Je suis toujours à Jeudi Noir. Certains membres ne sont pas du tout engagés en politique et continuent à agir comme ça. On en a besoin pour mettre la pression. Mais à un moment, j'ai eu besoin de débouchés politiques. C'est pas l'idée de me professionnaliser ou de venir jouer dans la « cour des grands », mais tu ne peux pas faire l'autruche : il faut proposer un projet de société.
Est-ce que tu penses que le monde associatif est plus intègre que le monde politique ?

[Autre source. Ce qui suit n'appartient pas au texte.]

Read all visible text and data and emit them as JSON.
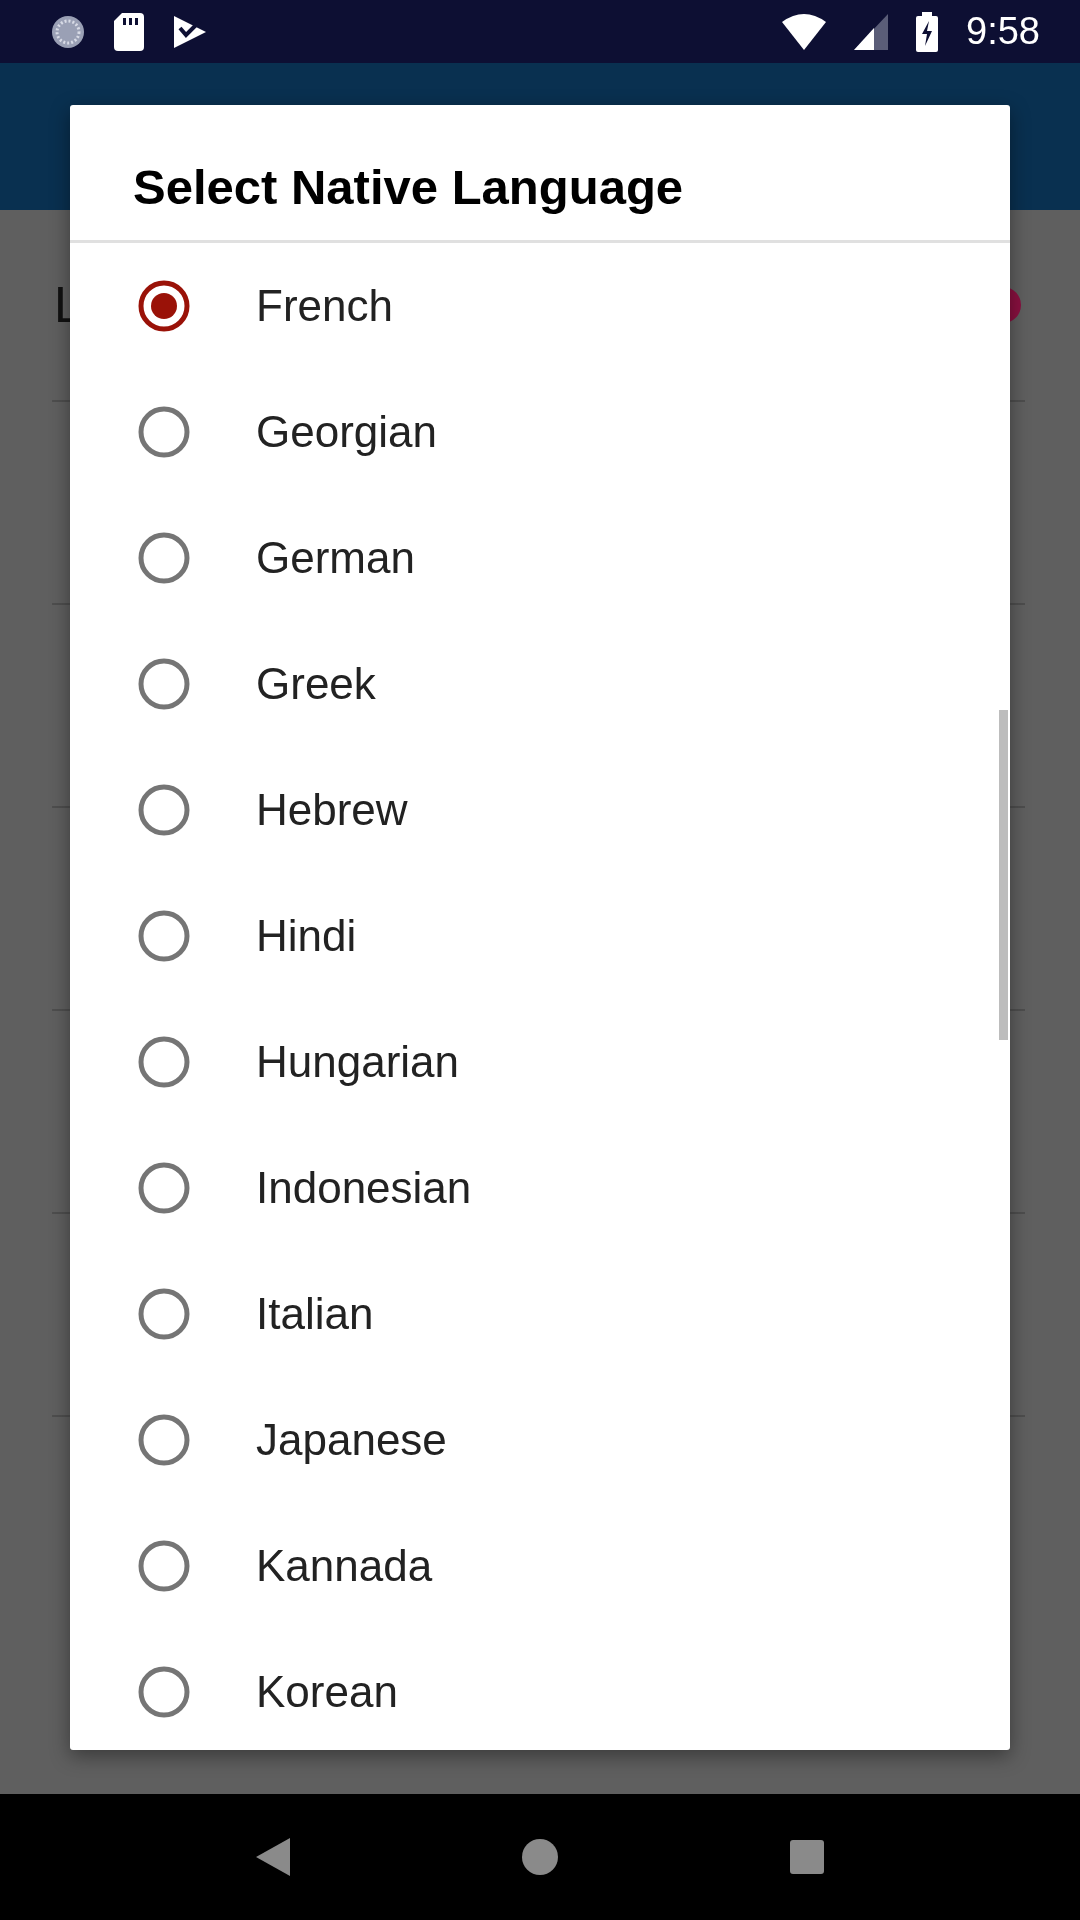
{
  "status_bar": {
    "time": "9:58"
  },
  "background": {
    "first_row_label": "L"
  },
  "dialog": {
    "title": "Select Native Language",
    "options": [
      {
        "label": "French",
        "selected": true
      },
      {
        "label": "Georgian",
        "selected": false
      },
      {
        "label": "German",
        "selected": false
      },
      {
        "label": "Greek",
        "selected": false
      },
      {
        "label": "Hebrew",
        "selected": false
      },
      {
        "label": "Hindi",
        "selected": false
      },
      {
        "label": "Hungarian",
        "selected": false
      },
      {
        "label": "Indonesian",
        "selected": false
      },
      {
        "label": "Italian",
        "selected": false
      },
      {
        "label": "Japanese",
        "selected": false
      },
      {
        "label": "Kannada",
        "selected": false
      },
      {
        "label": "Korean",
        "selected": false
      }
    ]
  }
}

Certains élus, militants dans des associations, tombent dans la compromission lorsqu'ils sont en politique. Je me dis qu'ils sont plus efficaces dans le mouvement social. C'est pour ça qu'au Front de Gauche, on considère que les vraies mesures de rupture ne se négocient pas avec les marchés, on le voit avec la Grèce actuellement. Si on devait discuter un accord avec le PS, on sait bien qu'on devrait revenir sur la majorité de nos revendications. Dans le fond, je dirais que les relations sont plus franches dans le monde associatif, où il y a moins d'enjeux de pouvoir, de carrière, de prestige.
Le monde associatif, une école avant les partis ?
Il n'y a pas de hiérarchie entre les deux. Est-ce qu'il faut qu'un parti ne soit composé que de gens baignés dans l'appareil ? Je flippe de me transformer en apparatchik ! C'est tellement chronophage, tu peux ne militer qu'au sein du parti, vu tout ce qu'il y a à faire ! A ce moment, tu ne vois plus le monde qu'à travers le prisme de ton organisation politique, et tu deviens le militant-soldat, un profil qui ne me parle absolument pas. Personne ne nous force à militer, ce n'est pas un sacrifice, on le fait parce qu'on prend notre pied en le faisant. Et c'est comme ça que c'est le plus efficace !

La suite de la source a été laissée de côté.